For years, I battled with the perceived gender expectations of being a South Asian female: mother, homemaker, career woman who is both a mother and homemaker. This year, at the age of thirty, I cooked my first South Asian meal: dahi murgh. A creamy chicken dish consisting of yoghurt sauce with a rich fusion of spices. I recalled how my mother used to casually throw in ingredients, her senses trained over years of experimentation. It’s a talent that requires an innate confidence.
As I carefully garnished a bowl, noting my omission of the light seasoning of multiple cups of oil that Pakistanis add for artery-blocking flavour, I reflected upon the thirty years it had taken me to cook this one simple meal. My whole life, I had refused to cook. I rebelled not against the act of cooking, but the limitations it represented in my mind. Being South Asian and female and juggling those two identities meant they were often in conflict for me. They seemed at complete odds, and I felt I had to choose one or the other: being a strong woman or being South Asian. I believed that the
two could simply not co-exist in my life.
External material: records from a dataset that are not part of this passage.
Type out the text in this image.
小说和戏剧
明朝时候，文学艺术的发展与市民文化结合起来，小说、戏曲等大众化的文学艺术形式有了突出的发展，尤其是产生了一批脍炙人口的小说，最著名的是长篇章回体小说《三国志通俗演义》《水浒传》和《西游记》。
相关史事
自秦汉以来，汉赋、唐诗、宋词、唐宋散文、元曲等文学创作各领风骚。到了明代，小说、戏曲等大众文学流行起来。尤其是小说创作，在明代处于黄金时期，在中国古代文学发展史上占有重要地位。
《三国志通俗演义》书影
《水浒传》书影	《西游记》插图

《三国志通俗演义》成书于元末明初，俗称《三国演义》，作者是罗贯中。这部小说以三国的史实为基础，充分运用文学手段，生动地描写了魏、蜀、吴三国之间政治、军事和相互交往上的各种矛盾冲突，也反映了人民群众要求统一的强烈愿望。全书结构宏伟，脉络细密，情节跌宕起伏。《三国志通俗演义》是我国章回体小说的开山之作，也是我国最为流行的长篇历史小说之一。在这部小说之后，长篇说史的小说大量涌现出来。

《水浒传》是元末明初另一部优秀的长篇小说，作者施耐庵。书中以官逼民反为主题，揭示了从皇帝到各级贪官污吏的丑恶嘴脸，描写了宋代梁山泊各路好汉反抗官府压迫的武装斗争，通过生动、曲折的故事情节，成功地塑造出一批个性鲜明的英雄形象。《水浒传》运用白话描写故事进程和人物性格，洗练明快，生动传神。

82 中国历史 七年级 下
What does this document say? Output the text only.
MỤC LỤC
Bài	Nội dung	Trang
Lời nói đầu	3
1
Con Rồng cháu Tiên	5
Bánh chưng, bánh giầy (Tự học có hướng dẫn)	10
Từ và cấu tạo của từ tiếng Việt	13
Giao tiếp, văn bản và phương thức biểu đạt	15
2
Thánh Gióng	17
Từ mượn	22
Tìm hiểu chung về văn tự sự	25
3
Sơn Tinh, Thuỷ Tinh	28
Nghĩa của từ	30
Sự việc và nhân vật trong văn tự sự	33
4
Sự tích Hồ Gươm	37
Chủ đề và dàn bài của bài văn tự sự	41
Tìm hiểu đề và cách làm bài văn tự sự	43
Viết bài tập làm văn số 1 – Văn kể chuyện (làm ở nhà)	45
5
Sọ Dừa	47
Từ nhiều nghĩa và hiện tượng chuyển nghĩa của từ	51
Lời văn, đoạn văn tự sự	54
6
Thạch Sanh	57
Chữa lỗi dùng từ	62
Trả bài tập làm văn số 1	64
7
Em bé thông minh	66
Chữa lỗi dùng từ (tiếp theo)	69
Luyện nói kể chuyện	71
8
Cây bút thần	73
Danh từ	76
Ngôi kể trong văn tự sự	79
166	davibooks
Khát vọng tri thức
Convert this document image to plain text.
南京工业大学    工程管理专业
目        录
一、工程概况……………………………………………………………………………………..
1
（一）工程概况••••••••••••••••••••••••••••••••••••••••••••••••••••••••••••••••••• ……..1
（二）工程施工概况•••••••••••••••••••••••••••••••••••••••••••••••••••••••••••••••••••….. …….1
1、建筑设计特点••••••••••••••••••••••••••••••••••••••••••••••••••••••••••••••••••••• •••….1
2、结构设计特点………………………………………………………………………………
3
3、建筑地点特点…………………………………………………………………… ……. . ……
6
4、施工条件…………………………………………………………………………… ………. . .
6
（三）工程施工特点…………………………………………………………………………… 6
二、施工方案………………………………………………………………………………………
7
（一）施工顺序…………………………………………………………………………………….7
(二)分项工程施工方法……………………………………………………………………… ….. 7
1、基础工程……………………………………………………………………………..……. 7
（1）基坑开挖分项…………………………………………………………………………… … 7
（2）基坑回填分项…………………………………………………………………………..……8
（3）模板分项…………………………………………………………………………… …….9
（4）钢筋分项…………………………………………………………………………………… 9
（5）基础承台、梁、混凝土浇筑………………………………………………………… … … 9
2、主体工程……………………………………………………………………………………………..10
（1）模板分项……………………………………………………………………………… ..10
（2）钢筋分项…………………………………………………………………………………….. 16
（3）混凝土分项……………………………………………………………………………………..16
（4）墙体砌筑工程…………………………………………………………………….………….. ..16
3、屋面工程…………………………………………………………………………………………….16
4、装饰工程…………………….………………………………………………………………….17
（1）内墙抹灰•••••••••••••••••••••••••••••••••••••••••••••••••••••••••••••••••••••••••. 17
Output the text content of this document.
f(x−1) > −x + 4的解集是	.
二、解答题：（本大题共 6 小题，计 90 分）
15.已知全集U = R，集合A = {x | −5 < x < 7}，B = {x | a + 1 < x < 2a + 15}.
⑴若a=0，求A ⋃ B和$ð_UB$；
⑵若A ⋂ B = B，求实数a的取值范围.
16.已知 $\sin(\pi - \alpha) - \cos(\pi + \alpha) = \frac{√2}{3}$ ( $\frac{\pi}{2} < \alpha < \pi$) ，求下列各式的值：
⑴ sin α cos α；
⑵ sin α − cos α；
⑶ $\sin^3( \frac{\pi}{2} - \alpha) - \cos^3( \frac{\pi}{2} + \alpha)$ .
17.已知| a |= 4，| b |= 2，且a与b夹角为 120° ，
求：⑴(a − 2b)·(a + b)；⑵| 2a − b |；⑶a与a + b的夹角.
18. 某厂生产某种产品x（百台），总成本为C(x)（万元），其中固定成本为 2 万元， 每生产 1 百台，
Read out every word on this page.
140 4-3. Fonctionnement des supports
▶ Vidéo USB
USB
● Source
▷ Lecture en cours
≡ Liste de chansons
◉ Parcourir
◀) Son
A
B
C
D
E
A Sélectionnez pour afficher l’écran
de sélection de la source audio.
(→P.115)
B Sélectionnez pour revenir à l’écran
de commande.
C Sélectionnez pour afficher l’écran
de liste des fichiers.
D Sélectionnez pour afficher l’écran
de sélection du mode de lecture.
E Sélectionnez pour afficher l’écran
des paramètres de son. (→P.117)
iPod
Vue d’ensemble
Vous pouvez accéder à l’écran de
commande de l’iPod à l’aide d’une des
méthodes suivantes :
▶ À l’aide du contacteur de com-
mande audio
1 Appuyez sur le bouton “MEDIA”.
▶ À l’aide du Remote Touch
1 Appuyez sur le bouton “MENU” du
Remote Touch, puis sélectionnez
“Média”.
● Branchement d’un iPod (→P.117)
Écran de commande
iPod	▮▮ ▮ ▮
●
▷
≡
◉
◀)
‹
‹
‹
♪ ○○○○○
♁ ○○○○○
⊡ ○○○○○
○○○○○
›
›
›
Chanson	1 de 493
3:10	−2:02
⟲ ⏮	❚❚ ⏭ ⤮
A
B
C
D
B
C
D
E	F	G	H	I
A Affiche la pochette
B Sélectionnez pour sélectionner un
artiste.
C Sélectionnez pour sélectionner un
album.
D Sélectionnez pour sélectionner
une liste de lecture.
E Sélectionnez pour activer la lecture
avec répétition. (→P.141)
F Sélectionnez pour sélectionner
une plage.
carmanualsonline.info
It’s been a long journey. A long, burnt, undercooked, salty, bland journey. One that has been shaped by expectations of what gender is in the context of ethnicity. Ultimately, I realize more and more that any limitations and prescriptions of who I am can only apply to me if I accept them.
If Salman Rushdie’s motif of life being a feast with different dishes of memories and experiences served before us to digest holds true, I hope mine tastes like reclamation.